COUNCIL bosses have been forced to pull stocks of frozen beef from schools and care homes after horse DNA was discovered in a frozen burger from a leading supplier.
Beef burgers had been withdrawn from the menu in city schools and council-run canteens upon the instruction of procurement firm Scotland Excel, however this request has since been increased to include all beef products.
The order came after a frozen burger from the firm, which supplies food items to all Scottish councils, tested positive for horse DNA at Cumbernauld High in North Lanarkshire.

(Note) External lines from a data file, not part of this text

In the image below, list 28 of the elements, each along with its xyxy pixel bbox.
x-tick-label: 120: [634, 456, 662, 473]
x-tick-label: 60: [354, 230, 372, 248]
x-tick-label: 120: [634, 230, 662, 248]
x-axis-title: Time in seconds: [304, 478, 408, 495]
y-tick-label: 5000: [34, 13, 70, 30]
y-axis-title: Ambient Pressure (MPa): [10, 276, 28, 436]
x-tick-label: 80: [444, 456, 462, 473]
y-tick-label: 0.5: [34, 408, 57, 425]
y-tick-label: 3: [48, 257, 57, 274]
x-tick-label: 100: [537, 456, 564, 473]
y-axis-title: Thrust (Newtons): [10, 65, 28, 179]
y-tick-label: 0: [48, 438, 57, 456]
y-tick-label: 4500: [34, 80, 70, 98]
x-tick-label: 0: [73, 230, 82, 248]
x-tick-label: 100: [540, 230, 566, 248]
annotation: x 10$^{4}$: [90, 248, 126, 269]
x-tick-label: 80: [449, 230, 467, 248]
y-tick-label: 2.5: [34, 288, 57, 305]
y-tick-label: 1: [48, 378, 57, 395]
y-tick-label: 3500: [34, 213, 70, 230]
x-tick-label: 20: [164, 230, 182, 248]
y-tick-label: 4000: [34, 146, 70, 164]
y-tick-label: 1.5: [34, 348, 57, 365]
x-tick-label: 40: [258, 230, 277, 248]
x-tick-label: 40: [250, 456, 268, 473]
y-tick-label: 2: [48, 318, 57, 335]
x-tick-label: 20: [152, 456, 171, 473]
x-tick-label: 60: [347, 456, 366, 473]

Speaking ahead of the full beef recall, a city council spokesman said: “As a precaution we have withdrawn beef burgers from school and council canteen menus until further information is available. Scientists at the council’s Edinburgh Scientific Services laboratory are continuing their sampling programme of meat products supplied to the council and our inquiries so far have shown no cause for concern.”
Councils have also been advised not to order any new stocks until the outcome of detailed investigations.
A Midlothian Council spokesman said: “We are in close contact with other local authorities and there is no evidence of contaminated meat in Midlothian schools.
“We are only responding to an instruction which has gone out to all 32 local authorities across Scotland.”
News of the discovery of horse DNA within the school food supply chain has led Scottish Greens to demand action from ministers.
Alison Johnstone, Green MSP for Lothian and food spokesperson for the Scottish Greens, said: “The Environment Secretary is failing to reassure the public, in particular parents whose children eat school meals. Ministers seem to be putting faith in a new food standards agency for Scotland, but that won’t happen overnight so they must act sooner to localise our convoluted supply chains.”
Meanwhile, the Food Standards Agency (FSA) has also released the latest tranche of test results which showed that out of 1133 meat products checked, six were positive for horse at a level greater than one per cent, all of which products have been withdrawn.
The FSA believes that such levels of horse DNA indicate either gross negligence or deliberate substitution of one meat for another.
Products tested included Aldi’s special frozen beef lasagne and special frozen spaghetti bolognese, Co-op frozen quarter-pounder burgers, Findus beef lasagne, Rangeland’s catering burger products, and Tesco Value frozen burgers and Value spaghetti bolognese.
The FSA has now carried out a total of 3634 tests. It said more than 99 per cent had come back negative.
Public Health Minister Michael Matheson said: “Tests and inspections continue to be carried out across the private and public sector in Scotland.
“The first positive result in Scotland’s public sector was recorded last night in North Lanarkshire. Appropriate steps have been taken to withdraw the mislabelled product.
“We welcome the further precautionary step that Scotland Excel has taken, which is to withdraw all frozen beef products until further testing.”
Further FSA test results are due next Friday.
Scotland Excel said “as a precautionary measure” it had advised Scottish local authorities and public sector customers “not to use any current stocks they hold of frozen beef products, including frozen beef mince, or order any new stocks, until the outcome of further, detailed investigations is established”.